To add another dataset, just run this command again with the new dataset information.

### 3. Running the workflow

The previous commands will create a subdirectory, `my_qadabra` in which the workflow structure is contained.
From the command line, execute the following to start the workflow:
```
snakemake --use-conda --cores <number of cores preferred> <other options>
```
Please read the [Snakemake documentation](https://snakemake.readthedocs.io/en/stable/executing/cli.html) for how to run Snakemake best on your system.

When this process is completed, you should have directories `figures`, `results`, and `log`.
Each of these directories will have a separate folder for each dataset you added.

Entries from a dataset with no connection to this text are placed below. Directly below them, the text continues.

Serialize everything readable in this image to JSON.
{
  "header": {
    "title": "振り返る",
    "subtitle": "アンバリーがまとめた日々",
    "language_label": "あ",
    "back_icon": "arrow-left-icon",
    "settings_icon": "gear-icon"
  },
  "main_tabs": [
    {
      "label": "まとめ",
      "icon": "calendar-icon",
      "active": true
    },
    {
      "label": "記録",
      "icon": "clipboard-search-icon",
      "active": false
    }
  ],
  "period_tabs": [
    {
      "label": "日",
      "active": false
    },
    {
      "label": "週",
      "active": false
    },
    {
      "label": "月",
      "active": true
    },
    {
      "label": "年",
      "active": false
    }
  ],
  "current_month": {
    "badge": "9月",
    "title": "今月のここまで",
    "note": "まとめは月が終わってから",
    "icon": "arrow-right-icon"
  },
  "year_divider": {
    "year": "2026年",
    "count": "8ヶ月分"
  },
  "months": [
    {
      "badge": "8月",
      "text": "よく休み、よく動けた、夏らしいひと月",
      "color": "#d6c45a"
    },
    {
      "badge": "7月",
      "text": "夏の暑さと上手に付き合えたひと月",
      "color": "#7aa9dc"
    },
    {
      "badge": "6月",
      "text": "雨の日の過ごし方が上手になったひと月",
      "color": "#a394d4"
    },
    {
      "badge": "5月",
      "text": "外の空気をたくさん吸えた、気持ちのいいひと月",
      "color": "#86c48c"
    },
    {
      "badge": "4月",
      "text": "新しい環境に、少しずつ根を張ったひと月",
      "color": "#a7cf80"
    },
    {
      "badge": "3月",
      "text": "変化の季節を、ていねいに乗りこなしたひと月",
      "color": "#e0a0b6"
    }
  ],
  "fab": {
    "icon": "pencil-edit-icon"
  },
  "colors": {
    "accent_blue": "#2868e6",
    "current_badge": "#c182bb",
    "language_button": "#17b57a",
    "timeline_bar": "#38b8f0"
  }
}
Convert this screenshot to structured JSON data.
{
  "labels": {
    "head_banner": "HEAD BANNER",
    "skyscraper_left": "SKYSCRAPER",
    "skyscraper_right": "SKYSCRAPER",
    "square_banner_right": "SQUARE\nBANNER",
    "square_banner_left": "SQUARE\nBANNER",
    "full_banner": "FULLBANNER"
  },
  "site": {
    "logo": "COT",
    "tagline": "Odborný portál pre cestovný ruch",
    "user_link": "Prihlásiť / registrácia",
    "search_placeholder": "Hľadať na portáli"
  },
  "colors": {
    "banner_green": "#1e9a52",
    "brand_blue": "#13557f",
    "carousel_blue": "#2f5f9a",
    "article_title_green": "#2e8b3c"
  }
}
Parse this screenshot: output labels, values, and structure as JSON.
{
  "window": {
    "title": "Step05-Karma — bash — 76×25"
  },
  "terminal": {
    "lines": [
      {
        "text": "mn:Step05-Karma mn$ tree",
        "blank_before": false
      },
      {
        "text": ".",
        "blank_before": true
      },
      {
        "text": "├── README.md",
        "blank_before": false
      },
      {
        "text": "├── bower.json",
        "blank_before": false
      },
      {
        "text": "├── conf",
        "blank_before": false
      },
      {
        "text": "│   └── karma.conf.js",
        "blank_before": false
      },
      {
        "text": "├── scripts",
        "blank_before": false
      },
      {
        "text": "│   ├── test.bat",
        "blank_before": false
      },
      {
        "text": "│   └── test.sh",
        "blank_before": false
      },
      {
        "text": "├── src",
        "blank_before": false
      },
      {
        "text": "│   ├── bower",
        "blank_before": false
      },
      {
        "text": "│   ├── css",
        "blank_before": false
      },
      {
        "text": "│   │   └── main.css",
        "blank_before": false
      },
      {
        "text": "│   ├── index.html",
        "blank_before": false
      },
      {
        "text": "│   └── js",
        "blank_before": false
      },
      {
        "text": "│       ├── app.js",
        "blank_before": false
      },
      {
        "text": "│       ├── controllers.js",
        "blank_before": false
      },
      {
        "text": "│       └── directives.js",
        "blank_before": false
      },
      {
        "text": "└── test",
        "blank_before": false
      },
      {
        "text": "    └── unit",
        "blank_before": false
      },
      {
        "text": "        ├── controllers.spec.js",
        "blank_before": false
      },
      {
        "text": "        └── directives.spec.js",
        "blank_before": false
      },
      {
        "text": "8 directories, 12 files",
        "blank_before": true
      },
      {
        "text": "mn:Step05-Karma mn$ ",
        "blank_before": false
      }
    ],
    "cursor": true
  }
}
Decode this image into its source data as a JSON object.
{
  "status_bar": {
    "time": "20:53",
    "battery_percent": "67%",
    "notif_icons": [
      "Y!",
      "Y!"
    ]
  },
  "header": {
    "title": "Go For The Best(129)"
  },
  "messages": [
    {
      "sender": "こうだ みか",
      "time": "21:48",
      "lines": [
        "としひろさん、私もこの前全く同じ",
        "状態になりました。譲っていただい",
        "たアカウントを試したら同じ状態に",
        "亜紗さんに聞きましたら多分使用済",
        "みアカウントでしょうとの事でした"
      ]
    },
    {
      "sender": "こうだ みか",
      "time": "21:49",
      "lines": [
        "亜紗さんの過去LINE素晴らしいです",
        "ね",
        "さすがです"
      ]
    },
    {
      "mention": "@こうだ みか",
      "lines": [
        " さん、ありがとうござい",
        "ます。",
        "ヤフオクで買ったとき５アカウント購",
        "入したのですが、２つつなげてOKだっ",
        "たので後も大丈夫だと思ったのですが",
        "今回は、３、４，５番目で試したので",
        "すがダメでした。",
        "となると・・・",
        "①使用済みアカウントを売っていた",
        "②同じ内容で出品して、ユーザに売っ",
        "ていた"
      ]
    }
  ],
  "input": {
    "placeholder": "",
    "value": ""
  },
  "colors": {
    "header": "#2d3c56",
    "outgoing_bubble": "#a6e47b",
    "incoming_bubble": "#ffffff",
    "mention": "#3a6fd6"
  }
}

### 4. Generating a report

After Qadabra has finished running, you can generate a Snakemake report of the workflow with the following command:

```
snakemake --report report.zip
```

This will create a zipped directory containing the report.
Unzip this file and open the `report.html` file to view the report containing results and visualizations in your browser.

## Tutorial
See the [tutorial](tutorial.md) page for a walkthrough on using Qadabra workflow with a microbiome dataset.

## FAQs
Coming soon: An [FAQs](FAQs.md) page of commonly asked question on the statistics and code pertaining to Qadabra.

## Citation
The manuscript for Qadabra is currently in progress. Please cite this GitHub page if Qadabra is used for your analysis. This project is licensed under the BSD-3 License. See the [license](LICENSE) file for details.